# Online challenge question

I’m going to post a question here, and I’m not going to mention it in class. I want one of my students to post a solution as a comment or to otherwise send me a solution digitally (and I’ll post it here). I want to see if anyone is reading this, and I want to challenge you a bit. :)

# The Question

When playing Delve: The Dice Game you notice that the Rogue’s Crippling Strike can be a very powerful attack against a single opponent (depending on the value on the sixth die). Crippling Strike requires a full house, which is three of one value and two of another value (a roll of 2-2-5-5-5-4 would be a Crippling Strike dealing 4 damage). Assuming you roll all six dice at once (e.g. on the final roll of a turn), how many different combinations are there which will result in a successful Crippling Strike?

## 2 thoughts on “Online challenge question”

1. Erik says:

There are six die being rolled, with one pair of two and one pair of three die being identical, with a third being random. Two patterns may be formed this way, (AA-BBB-C) and (AAA-BB-C), both are potentially valid, if that is how the game goes. Assuming it does, that makes for two very similar (the same) cases. In the first case, AA-BBB-C, A may have 6 valid choices, B can only have 5, as one is taken, and the third is (assumed to be) again 6. Thus, the formula goes 6 choose 1 times 5 choose 1 times 6 choose 1 (even though there are two/three #’s, they are both the same, so one number is chosen for both/all three), all divided by two, to remove repetitions. This simplifies to 6x5x6 over 2, which equals 90. The same process must be repeated for case 2, AAA-BB-C, which again equals 90. Take the two results and add them together, which equals a sum of 180. Therefore there are 180 different combinations that result in a successful crippling strike. Assumptions made are that AA-BBB-C is as valid as AAA-BB-C and C can be any number (1-6)..

1. Hi Erik,

Thanks very much for responding! I’ll give you a little feedback on your response.

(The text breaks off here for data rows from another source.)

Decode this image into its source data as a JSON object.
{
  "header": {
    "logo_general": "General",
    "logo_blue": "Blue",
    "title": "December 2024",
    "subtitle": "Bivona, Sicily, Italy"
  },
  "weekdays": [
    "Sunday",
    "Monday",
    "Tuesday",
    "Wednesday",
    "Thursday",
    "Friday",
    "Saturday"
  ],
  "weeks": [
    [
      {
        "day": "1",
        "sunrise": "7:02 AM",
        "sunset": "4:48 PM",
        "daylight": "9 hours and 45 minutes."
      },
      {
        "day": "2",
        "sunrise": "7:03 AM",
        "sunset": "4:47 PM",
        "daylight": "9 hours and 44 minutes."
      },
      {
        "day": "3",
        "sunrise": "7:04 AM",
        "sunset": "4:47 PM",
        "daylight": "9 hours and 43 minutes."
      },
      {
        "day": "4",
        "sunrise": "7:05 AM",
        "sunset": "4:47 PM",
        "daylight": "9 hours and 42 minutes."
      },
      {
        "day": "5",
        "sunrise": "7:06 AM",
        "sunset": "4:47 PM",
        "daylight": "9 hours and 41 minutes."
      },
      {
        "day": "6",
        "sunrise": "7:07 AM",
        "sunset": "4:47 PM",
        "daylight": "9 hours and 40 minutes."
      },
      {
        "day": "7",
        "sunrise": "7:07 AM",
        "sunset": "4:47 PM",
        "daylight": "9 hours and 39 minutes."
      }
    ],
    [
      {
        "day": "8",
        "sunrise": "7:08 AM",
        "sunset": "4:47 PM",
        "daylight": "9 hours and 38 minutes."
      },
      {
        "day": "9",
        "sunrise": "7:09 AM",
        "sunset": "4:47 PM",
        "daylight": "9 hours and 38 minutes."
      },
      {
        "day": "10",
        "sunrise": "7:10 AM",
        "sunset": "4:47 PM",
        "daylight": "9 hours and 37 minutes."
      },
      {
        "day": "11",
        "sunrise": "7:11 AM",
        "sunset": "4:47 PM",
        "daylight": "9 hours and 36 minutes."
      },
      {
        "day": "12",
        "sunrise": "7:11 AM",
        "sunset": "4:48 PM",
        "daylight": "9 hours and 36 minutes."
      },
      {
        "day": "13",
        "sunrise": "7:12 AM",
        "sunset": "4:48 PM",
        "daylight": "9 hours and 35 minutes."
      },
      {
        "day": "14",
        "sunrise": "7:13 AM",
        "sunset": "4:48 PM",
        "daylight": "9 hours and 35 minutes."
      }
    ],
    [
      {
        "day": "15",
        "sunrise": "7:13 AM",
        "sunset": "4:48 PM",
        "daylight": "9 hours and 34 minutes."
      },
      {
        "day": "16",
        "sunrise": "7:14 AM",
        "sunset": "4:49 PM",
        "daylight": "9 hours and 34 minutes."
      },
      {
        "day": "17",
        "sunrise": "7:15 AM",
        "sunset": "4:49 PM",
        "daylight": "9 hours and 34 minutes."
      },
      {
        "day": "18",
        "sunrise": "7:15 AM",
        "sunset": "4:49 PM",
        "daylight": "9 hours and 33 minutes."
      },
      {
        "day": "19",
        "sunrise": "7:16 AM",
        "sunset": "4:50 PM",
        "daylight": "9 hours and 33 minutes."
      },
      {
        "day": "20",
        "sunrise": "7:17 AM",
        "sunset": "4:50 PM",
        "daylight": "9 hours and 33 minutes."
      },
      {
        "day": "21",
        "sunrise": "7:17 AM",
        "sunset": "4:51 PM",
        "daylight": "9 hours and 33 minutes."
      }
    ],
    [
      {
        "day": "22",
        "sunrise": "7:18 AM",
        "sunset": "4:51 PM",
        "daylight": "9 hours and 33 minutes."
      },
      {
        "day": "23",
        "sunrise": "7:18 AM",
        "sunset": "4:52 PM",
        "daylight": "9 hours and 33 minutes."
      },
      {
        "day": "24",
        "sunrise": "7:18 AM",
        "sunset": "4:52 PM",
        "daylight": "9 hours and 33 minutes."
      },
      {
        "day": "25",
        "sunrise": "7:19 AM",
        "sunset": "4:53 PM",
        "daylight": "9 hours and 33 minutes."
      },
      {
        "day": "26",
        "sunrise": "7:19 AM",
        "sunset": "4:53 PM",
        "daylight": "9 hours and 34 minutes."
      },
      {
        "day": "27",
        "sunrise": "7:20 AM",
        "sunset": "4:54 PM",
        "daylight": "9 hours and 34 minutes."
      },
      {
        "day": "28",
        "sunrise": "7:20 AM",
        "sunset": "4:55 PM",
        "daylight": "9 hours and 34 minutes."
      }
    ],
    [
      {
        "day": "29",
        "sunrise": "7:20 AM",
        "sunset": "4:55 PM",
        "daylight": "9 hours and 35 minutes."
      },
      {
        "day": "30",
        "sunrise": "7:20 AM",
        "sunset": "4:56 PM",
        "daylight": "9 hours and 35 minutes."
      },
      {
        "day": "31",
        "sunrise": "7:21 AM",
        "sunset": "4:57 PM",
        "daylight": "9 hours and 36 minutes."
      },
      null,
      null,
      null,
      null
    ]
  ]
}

Because the order of the dice doesn’t matter, AA-BBB-C and AAA-BB-C are really the same case; they shouldn’t be counted separately.

The case to watch that you don’t do some double-counting is for AAA-BB-C where B=C. For example, if you have counted 111-22-2, you don’t want to also count 222-11-1 as a separate case (both are 111222).

That’s some great thinking you have there, and I’m happy with how clear your response is when you’re typing in a text area! Thanks!